ROME - He was surely expecting it, but when the latest judiciary act involving Silvio Berlusconi arrived on Oct. 23, by all accounts it nevertheless came as una tegola in testa--a roof tile dropped on his head. This latest incrimination, which will bring Berlusconi to trial before a penal court on Feb. 11, is for vote-buying and is no less serious than the others (for a summary of these, see below)--on the contrary. The vote that was bought helped to sink like a stone the center-left government headed by economist Romano Prodi. After achieving a majority in the Chamber of Deputies on Jan. 23, 2008, Prodi was defeated in the Senate in a close vote the following day, when only 156 voted in favor of his government, and 161 against.
Prodi was obliged to resign, precipitating the end of the legislature and the calling of new elections held that April. In those elections Berlusconi's Partito della Liberta' prevailed, and Berlusconi became Premier. Helping to bring down the Prodi government was the pudgy Senator Sergio De Gregorio, who had been elected in 2006 on the ticket of the left-leaning Italia dei Valori (IDV). Headed by former magistrate Antonio Di Pietro, this party was part of the center-left coalition.
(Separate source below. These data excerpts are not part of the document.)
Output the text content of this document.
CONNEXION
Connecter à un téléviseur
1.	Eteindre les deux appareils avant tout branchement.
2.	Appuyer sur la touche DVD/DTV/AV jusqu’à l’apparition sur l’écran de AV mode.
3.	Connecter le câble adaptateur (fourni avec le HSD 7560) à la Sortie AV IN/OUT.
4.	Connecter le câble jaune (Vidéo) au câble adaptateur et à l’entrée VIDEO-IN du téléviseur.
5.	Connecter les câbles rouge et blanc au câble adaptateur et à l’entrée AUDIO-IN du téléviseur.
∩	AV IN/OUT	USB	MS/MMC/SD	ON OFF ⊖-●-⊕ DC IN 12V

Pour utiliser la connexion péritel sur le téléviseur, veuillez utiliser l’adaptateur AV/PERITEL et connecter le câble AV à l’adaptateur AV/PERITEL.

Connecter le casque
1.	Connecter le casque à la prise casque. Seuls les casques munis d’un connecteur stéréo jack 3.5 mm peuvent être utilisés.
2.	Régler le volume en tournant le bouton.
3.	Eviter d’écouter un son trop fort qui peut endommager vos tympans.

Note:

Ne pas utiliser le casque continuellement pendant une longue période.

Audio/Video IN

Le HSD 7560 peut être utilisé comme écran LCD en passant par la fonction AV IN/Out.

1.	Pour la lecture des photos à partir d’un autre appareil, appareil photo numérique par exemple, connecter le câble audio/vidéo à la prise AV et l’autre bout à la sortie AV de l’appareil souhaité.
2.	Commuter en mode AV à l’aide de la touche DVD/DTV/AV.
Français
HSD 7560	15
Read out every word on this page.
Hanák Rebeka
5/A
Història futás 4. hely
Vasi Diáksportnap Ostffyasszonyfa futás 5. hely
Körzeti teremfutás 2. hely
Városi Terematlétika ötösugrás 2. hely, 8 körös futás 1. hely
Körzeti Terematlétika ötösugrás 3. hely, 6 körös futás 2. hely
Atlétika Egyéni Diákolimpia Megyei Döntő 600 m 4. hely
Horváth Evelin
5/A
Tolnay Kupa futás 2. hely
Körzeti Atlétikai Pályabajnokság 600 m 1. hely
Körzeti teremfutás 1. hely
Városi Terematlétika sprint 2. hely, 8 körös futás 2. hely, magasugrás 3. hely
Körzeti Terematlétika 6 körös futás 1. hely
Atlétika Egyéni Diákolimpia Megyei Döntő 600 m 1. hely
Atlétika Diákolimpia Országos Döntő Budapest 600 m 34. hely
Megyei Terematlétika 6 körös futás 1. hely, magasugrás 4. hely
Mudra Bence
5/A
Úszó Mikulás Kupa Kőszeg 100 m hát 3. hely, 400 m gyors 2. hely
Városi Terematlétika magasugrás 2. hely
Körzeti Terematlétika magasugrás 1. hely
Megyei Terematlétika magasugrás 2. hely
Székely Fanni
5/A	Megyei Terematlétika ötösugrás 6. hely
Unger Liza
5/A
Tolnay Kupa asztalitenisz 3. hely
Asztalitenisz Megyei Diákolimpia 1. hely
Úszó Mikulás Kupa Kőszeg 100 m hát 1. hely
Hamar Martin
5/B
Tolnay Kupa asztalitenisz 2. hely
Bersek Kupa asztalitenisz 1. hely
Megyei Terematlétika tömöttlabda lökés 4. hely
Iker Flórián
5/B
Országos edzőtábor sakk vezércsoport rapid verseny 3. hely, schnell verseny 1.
The right celebrated Prodi's downfall by eating mortadella sandwiches, in a presumed insulting reference to Prodi's North Italian background.
The real insult came, however, the month after the April 2008 elections, neatly won by Berlusconi. At that point, suddenly De Gregorio switched hats, moving from the IDV to return to the Senate representing Berlusconi's party. (It is still, incidentally, the PdL albeit he hopes to reconvert it to Forza Italia as soon as possible, possibly in order to regain more control over it from Angelino Alfano, his newly independent second-in-command). Many here believe that De Gregorio's vote was crucial in removing Prodi from the political scene and, even more seriously, in provoking costly new elections three years ahead of the normally scheduled five years.
In 2010 a Neapolitan court opened an investigation into De Gregorio, together with the editor of the vestiges of the once glorious Italian Socialist daily L'Avanti!, Valter Lavitola. There can be little doubt that De Gregorio's vote was purchased because he has admitted in court that he received a series of payments over time, including one of E500,000 dumped directly onto his desk in the Senate. Lavitola allegedly was Berlusconi's mediator who specialized in "sensitive missions" of this ilk, to the point that he acted for years as if he were "a statesman in incognito," in the words of that indictment. Already La Vitola has been sentenced to 3 years and 8 months in prison by Italy's high Cassations court for misappropriation of Avanti! funds. Since those glory days De Gregorio too has spent time in jail and is quoted in the Italian press as advising Berlusconi to "withdraw from the political scene. Set yourself and the country free."
The February date in court is only one of those pending. In Milan a court will decide on the length of time he is to be prohibited from holding public office because of his tax fraud definitive sentence. In Bari he is under investigation for allegedly having paid a sleazy businessman money for organizing what the press here is calling "escorts" for parties. An appeals court in Milan, where he has already been sentenced to one year, is to decide on a case in which Berlusconi's people allegedly listened, improperly, to phone taps involving dealings of a bank, Unipol, and Piero Fassino of the Partito Democratico. There the judges called the illegal phone tap a "Christmas present" to Berlusconi from businessmen, who offered the tap to him in hopes of a helping hand in a business deal in Romania. Not least, within weeks the Senate in Rome must vote on whether or not to strip Berlusconi of his Senate seat.
Why should we care? Because, with this last blow, Berlusconi by all accounts is ever more outraged at what he calls judiciary persecution, and is taking out his anger once again by threatening to bring down the government even though his party remains divided between the aggressive hawks who want to see elections by February and the more cautious doves. The PdL has a host of pebbles in its shoes, not least the election of left- leaning Rosi Bindi as head of the Anti-Mafia Commission of Parliament, a post without a chairperson--and hence without activity--for a shocking eight months because of the rift between the two parties of the coalition headed by Premier Enrico Letta. During the fraught election process the PdL commission members stormed out because against Bindi's election. Moreover, they said, they would not be back.
Berlusconi's nightmare remains fear of prison even though it is unlikely that he will ever see a day behind bars. Coincidentally on the same day the new vote-buying trial was confirmed, the Italian supreme court, the Cassations, found in favor of Sophia Loren, who has now won her decades-long quarrel with the government over alleged non-payment of taxes. In fact, because of this La Loren spent a short period in prison in 1982. Asked later how she felt about it, she said simply, "When you hear a door clang and a key turn it locked, and you don't have the key, it's tough."
Now there's style. As her experience showed, for some, there truly is equality before the law.